5x-4y=24
4y-5x=-24
what is the solution of the systme of equations? ( i guess no solution)
is the sytem consistant or inconsistant? (i guess consistant)
is it dependent or independent
(i guess dependen)
To find the solution to the system of equations:
5x - 4y = 24 -----(1)
4y - 5x = -24 -----(2)
We can solve this system of equations by using the method of elimination. The idea is to add or subtract the equations in a way that eliminates one of the variables.
To eliminate variables, let's multiply equation (2) by -1:
-1(4y - 5x) = -1(-24)
-4y + 5x = 24
Now, let's add equation (1) and equation (2) together:
(5x - 4y) + (-4y + 5x) = 24 + 24
5x - 4y - 4y + 5x = 48
10x = 48
Divide both sides of the equation by 10:
x = 48/10
x = 4.8
Now substitute the value of x into either equation (1) or (2).

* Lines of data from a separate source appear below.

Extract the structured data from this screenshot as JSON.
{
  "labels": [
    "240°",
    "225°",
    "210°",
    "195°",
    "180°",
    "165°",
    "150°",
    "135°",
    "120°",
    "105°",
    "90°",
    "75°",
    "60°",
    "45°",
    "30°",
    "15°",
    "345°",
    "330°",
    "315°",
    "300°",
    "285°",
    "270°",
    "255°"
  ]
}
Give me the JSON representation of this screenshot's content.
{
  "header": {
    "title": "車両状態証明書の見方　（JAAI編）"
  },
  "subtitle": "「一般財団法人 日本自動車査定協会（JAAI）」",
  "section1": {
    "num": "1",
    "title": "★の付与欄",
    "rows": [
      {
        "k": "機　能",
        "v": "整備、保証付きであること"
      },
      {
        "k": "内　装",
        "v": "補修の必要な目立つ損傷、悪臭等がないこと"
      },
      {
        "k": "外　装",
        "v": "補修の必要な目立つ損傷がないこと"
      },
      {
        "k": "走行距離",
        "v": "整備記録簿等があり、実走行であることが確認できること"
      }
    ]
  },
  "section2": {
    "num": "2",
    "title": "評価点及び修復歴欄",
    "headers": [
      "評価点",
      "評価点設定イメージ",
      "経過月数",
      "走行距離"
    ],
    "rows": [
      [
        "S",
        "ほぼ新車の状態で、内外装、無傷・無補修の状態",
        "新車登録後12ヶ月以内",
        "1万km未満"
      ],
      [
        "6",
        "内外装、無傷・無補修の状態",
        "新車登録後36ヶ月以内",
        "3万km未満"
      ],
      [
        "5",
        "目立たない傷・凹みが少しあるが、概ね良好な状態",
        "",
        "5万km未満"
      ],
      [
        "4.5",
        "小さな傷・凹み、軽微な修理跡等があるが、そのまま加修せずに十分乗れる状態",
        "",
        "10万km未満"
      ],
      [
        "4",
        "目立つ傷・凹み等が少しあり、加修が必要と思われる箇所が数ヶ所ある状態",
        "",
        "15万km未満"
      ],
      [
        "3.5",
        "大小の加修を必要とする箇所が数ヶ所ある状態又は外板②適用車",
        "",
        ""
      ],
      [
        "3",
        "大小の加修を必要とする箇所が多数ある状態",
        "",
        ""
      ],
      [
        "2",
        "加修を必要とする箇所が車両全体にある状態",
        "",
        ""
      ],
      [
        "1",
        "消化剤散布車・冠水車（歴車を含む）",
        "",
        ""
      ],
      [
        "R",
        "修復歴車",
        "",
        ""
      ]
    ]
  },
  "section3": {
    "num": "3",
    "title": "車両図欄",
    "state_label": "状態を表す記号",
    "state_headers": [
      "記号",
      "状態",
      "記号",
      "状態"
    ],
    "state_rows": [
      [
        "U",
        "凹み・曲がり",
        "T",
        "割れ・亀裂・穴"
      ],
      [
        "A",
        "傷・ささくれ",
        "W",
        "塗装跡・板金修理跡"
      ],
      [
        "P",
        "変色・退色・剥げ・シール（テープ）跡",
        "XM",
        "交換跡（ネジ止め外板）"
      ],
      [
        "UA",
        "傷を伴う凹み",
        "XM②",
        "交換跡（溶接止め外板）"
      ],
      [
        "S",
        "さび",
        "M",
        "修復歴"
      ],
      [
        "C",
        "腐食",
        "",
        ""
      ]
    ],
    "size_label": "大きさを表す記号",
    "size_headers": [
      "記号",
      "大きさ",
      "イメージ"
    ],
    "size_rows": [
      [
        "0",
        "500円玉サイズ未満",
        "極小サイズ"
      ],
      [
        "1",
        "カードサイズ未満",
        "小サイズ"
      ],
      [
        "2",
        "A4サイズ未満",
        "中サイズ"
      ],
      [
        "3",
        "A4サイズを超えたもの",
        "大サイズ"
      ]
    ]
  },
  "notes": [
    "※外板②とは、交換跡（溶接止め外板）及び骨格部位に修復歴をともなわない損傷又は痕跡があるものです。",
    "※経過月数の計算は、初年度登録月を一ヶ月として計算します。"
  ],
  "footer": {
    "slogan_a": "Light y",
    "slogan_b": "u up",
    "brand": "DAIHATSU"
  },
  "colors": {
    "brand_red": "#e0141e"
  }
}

Let's use equation (1):
5(4.8) - 4y = 24
24 - 4y = 24
-4y = 0
y = 0
Therefore, the system of equations has a unique solution, which is x = 4.8 and y = 0.
The system of equations is consistent because it has a solution.
The system of equations is independent because it has a unique solution. If two equations are dependent, they represent the same line and have infinitely many solutions. In this case, the two equations have different slopes and y-intercepts, indicating they are independent.